In return, the Marines gave him parts of a chopper -- a piece of a tail rotor and a window.

As for the size of the squadron that provides the airlift -- it's slightly more than 700 people.

-- James Gerstenzang

Photo: Tim Sloan / AFP / Getty Images


10-31-08, 08:28 AM
Marine One treasures for Bush

Posted by: Tabassum Zakaria

QUANTICO, Va., Oct 30 (Reuters) - Aside from the treasured memories, President George W. Bush will probably take back to Texas a souvenir or two from his years in the White House.

And as president he gets more than just T-shirts and mugs.

On Thursday, the Marines and sailors who take care of Marine One presented Bush with a little piece of the presidential helicopter to take home.

Any helicopter that carries the president is called Marine One and only a handful of senior aides get a lift in it. When Bush goes out of town, he takes the helicopter from the White House South Lawn to Andrews Air Force Base where his plane, Air Force One, is waiting.

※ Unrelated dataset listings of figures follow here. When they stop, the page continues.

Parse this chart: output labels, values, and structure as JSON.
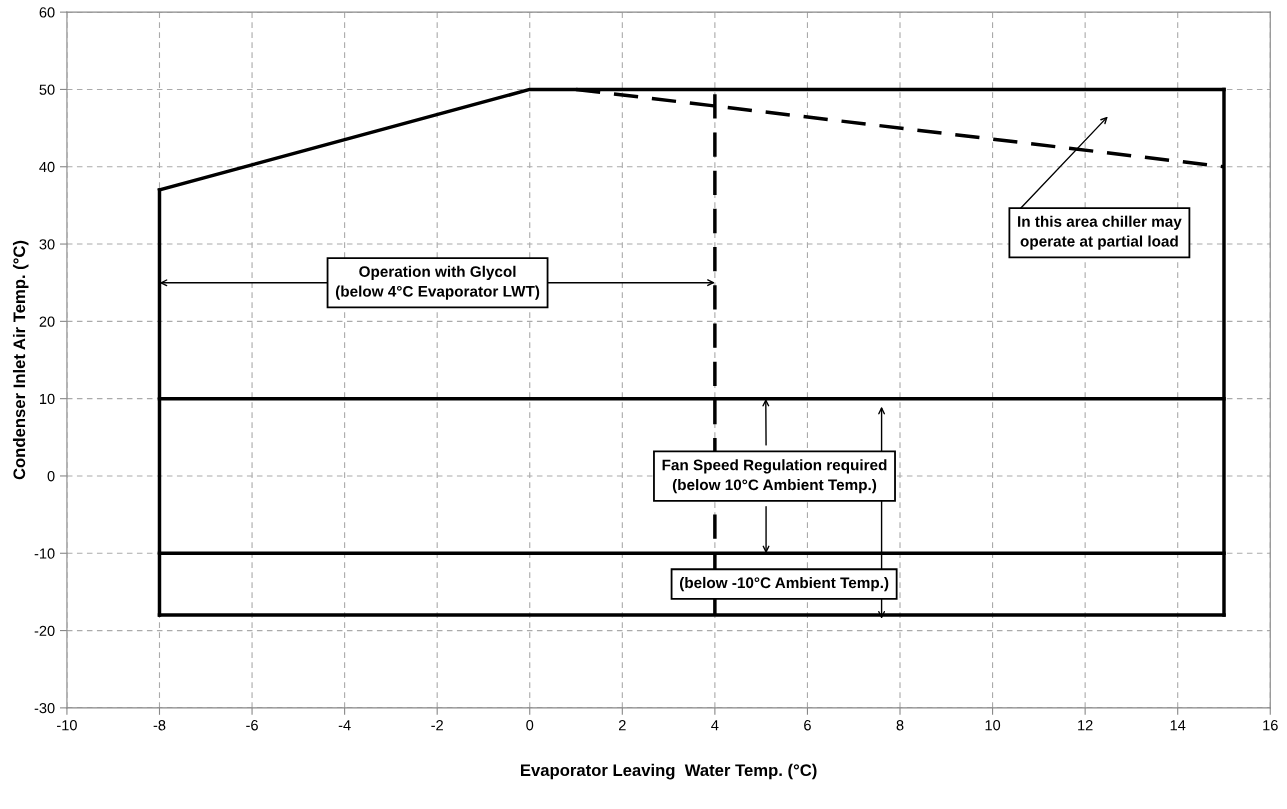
{
  "chart_data": {
    "type": "line",
    "xlabel": "Evaporator Leaving  Water Temp. (°C)",
    "ylabel": "Condenser Inlet Air Temp. (°C)",
    "xlim": [
      -10,
      16
    ],
    "xticks": [
      -10,
      -8,
      -6,
      -4,
      -2,
      0,
      2,
      4,
      6,
      8,
      10,
      12,
      14,
      16
    ],
    "ylim": [
      -30,
      60
    ],
    "yticks": [
      -30,
      -20,
      -10,
      0,
      10,
      20,
      30,
      40,
      50,
      60
    ],
    "grid": true,
    "marker": "none",
    "series": [
      {
        "color": "#000000",
        "line_style": "solid",
        "x": [
          -8,
          0,
          15
        ],
        "values": [
          37,
          50,
          50
        ]
      },
      {
        "color": "#000000",
        "line_style": "solid",
        "x": [
          -8,
          15
        ],
        "values": [
          -18,
          -18
        ]
      },
      {
        "color": "#000000",
        "line_style": "solid",
        "x": [
          -8,
          15
        ],
        "values": [
          10,
          10
        ]
      },
      {
        "color": "#000000",
        "line_style": "solid",
        "x": [
          -8,
          15
        ],
        "values": [
          -10,
          -10
        ]
      },
      {
        "color": "#000000",
        "line_style": "solid",
        "x": [
          -8,
          -8
        ],
        "values": [
          -18,
          37
        ]
      },
      {
        "color": "#000000",
        "line_style": "solid",
        "x": [
          15,
          15
        ],
        "values": [
          -18,
          50
        ]
      },
      {
        "color": "#000000",
        "line_style": "dashed",
        "x": [
          1,
          15
        ],
        "values": [
          50,
          40
        ]
      },
      {
        "color": "#000000",
        "line_style": "dashed",
        "x": [
          4,
          4
        ],
        "values": [
          -18,
          50
        ]
      }
    ],
    "annotations": [
      {
        "text": "Operation with Glycol\n(below 4°C Evaporator LWT)",
        "x": 4,
        "y": 25
      },
      "In this area chiller may\noperate at partial load",
      {
        "text": "Fan Speed Regulation required\n(below 10°C Ambient Temp.)",
        "x": 5.1,
        "y": 10
      },
      "(below -10°C Ambient Temp.)"
    ]
  }
}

He also flies the helicopter to the Camp David presidential retreat in Maryland and has flown in Marine One for aerial views of disaster areas such as in the aftermath of hurricanes. And the fleet is also used occasionally to ferry foreign leaders to Camp David as well as Vice President Dick Cheney.

On Thursday Bush visited the Marine Helicopter Squadron One Hangar to thank those who fly and service the official helicopters and received a gift — a piece of the helicopter’s tail rotor and a window.

The rectangular window was framed. “It was a window that he used to look out,” White House spokesman Scott Stanzel said.

Stanzel sought to allay some concerns among the press corps traveling with Bush that the presidential flight may become a touch too breezy with a missing window, telling reporters dryly that the squadron had a few extra ones for the helicopters.